Apple Pamer Screen Time Baru di WWDC 2026, Orang Tua Masih Bilang Belum Cukup

Apple menjadikan kontrol orang tua sebagai salah satu sorotan utama di WWDC 2026 lewat pembaruan Screen Time. Fitur itu diposisikan sebagai alat yang lebih mudah dipakai untuk memantau dan membatasi aktivitas digital anak di perangkat Apple.

Langkah tersebut langsung menarik perhatian karena isu keamanan digital keluarga semakin sensitif. Di saat Apple ingin menegaskan komitmen terhadap perlindungan anak, sebagian pengguna justru menilai pembaruan itu belum menyentuh masalah inti yang selama ini membuat Screen Time terasa merepotkan.

Tampilan Baru, Kontrol yang Lebih Luas

Dalam presentasi WWDC 2026, Apple memperkenalkan tampilan Screen Time yang dirancang lebih sederhana. Perusahaan juga menambah sejumlah peningkatan pada fitur pengawasan anak untuk memudahkan orang tua memantau aktivitas digital anggota keluarga.

Salah satu fitur yang menonjol adalah “Ask to Browse”. Fitur ini memberi orang tua kontrol lebih besar atas aktivitas penjelajahan internet anak-anak mereka.

Apple juga menghadirkan panduan penggunaan waktu layar yang lebih jelas. Dengan begitu, orang tua dapat menentukan batas pemakaian perangkat berdasarkan usia anak.

Kritik dari Pengguna Lama

Meski terlihat lebih rapi, pembaruan itu tidak langsung disambut antusias.

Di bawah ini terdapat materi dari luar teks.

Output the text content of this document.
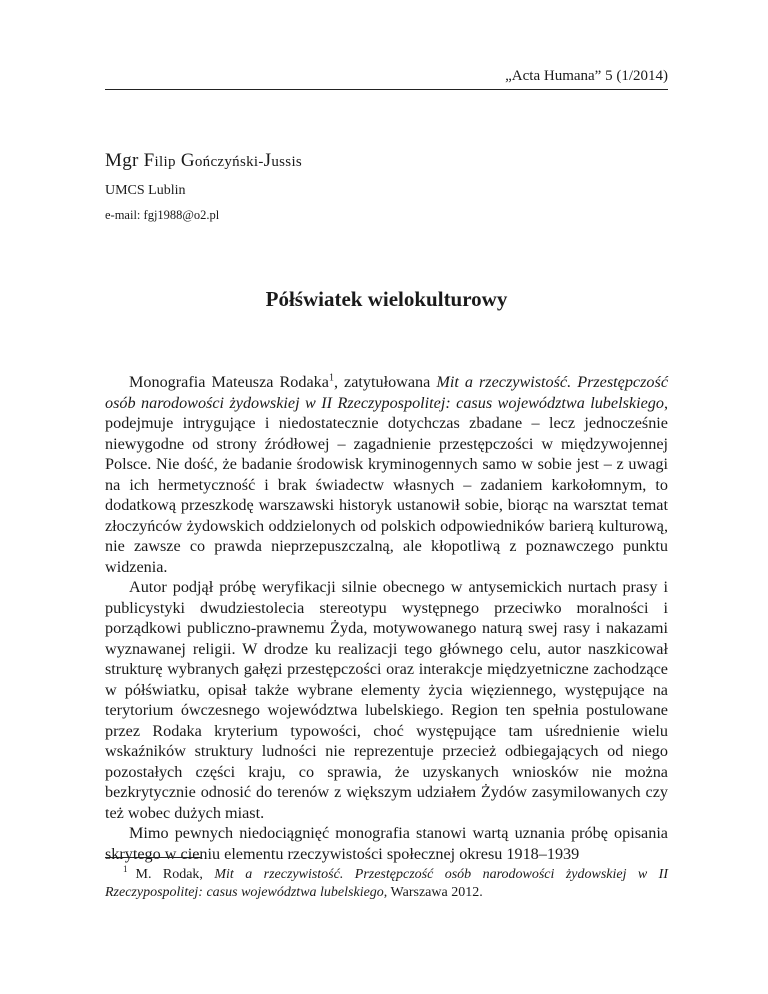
„Acta Humana” 5 (1/2014)
Mgr Filip Gończyński-Jussis
UMCS Lublin
e-mail: fgj1988@o2.pl
Półświatek wielokulturowy

Monografia Mateusza Rodaka$^1$, zatytułowana Mit a rzeczywistość. Przestępczość osób narodowości żydowskiej w II Rzeczypospolitej: casus województwa lubelskiego, podejmuje intrygujące i niedostatecznie dotychczas zbadane – lecz jednocześnie niewygodne od strony źródłowej – zagadnienie przestępczości w międzywojennej Polsce. Nie dość, że badanie środowisk kryminogennych samo w sobie jest – z uwagi na ich hermetyczność i brak świadectw własnych – zadaniem karkołomnym, to dodatkową przeszkodę warszawski historyk ustanowił sobie, biorąc na warsztat temat złoczyńców żydowskich oddzielonych od polskich odpowiedników barierą kulturową, nie zawsze co prawda nieprzepuszczalną, ale kłopotliwą z poznawczego punktu widzenia.

Autor podjął próbę weryfikacji silnie obecnego w antysemickich nurtach prasy i publicystyki dwudziestolecia stereotypu występnego przeciwko moralności i porządkowi publiczno-prawnemu Żyda, motywowanego naturą swej rasy i nakazami wyznawanej religii. W drodze ku realizacji tego głównego celu, autor naszkicował strukturę wybranych gałęzi przestępczości oraz interakcje międzyetniczne zachodzące w półświatku, opisał także wybrane elementy życia więziennego, występujące na terytorium ówczesnego województwa lubelskiego. Region ten spełnia postulowane przez Rodaka kryterium typowości, choć występujące tam uśrednienie wielu wskaźników struktury ludności nie reprezentuje przecież odbiegających od niego pozostałych części kraju, co sprawia, że uzyskanych wniosków nie można bezkrytycznie odnosić do terenów z większym udziałem Żydów zasymilowanych czy też wobec dużych miast.

Mimo pewnych niedociągnięć monografia stanowi wartą uznania próbę opisania skrytego w cieniu elementu rzeczywistości społecznej okresu 1918–1939

$^1$ M. Rodak, Mit a rzeczywistość. Przestępczość osób narodowości żydowskiej w II Rzeczypospolitej: casus województwa lubelskiego, Warszawa 2012.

Dikutip dari The Verge, banyak pengguna lama menilai fitur yang diumumkan Apple hanya penyempurnaan dari kemampuan yang sudah ada sebelumnya.

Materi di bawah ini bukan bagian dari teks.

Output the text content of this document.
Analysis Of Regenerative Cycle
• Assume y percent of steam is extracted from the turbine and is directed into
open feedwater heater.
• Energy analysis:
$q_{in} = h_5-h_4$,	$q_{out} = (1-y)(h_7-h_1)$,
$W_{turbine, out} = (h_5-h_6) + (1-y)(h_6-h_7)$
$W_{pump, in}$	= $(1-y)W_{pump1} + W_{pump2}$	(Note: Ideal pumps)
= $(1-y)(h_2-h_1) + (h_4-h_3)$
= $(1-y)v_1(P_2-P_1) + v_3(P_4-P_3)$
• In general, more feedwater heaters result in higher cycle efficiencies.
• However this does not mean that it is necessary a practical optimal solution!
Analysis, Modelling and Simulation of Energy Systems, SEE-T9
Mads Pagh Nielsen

Mereka menilai belum ada terobosan besar yang benar-benar mengubah cara kerja Screen Time. Karena itu, pengumuman tersebut dianggap belum cukup untuk menjawab keluhan yang selama ini muncul.

Keluhan paling sering datang dari orang tua yang memakai Screen Time untuk membatasi penggunaan perangkat anak. Mereka masih menghadapi pengaturan yang terkadang tidak konsisten dan masalah sinkronisasi antar perangkat.

Masalah yang Masih Dianggap Melelahkan

Sebagian pengguna juga mengeluhkan kebutuhan untuk terus memperbarui kode akses. Bagi banyak keluarga, proses ini membuat pengelolaan Screen Time terasa seperti pekerjaan tambahan yang melelahkan.

Kondisi itu membuat fitur yang seharusnya membantu justru terasa menuntut pengawasan terus-menerus. Di titik ini, kritik yang muncul bukan hanya soal tampilan, tetapi juga soal keandalan dan kemudahan pemakaian dalam rutinitas keluarga.

Tekanan Besar di Industri Teknologi

Porsi besar untuk fitur parental control di WWDC 2026 juga dibaca sebagai respons terhadap tekanan yang makin kuat terhadap perusahaan teknologi global. Apple, Meta, dan Google dalam beberapa tahun terakhir terus mendapat sorotan terkait perlindungan anak di dunia digital.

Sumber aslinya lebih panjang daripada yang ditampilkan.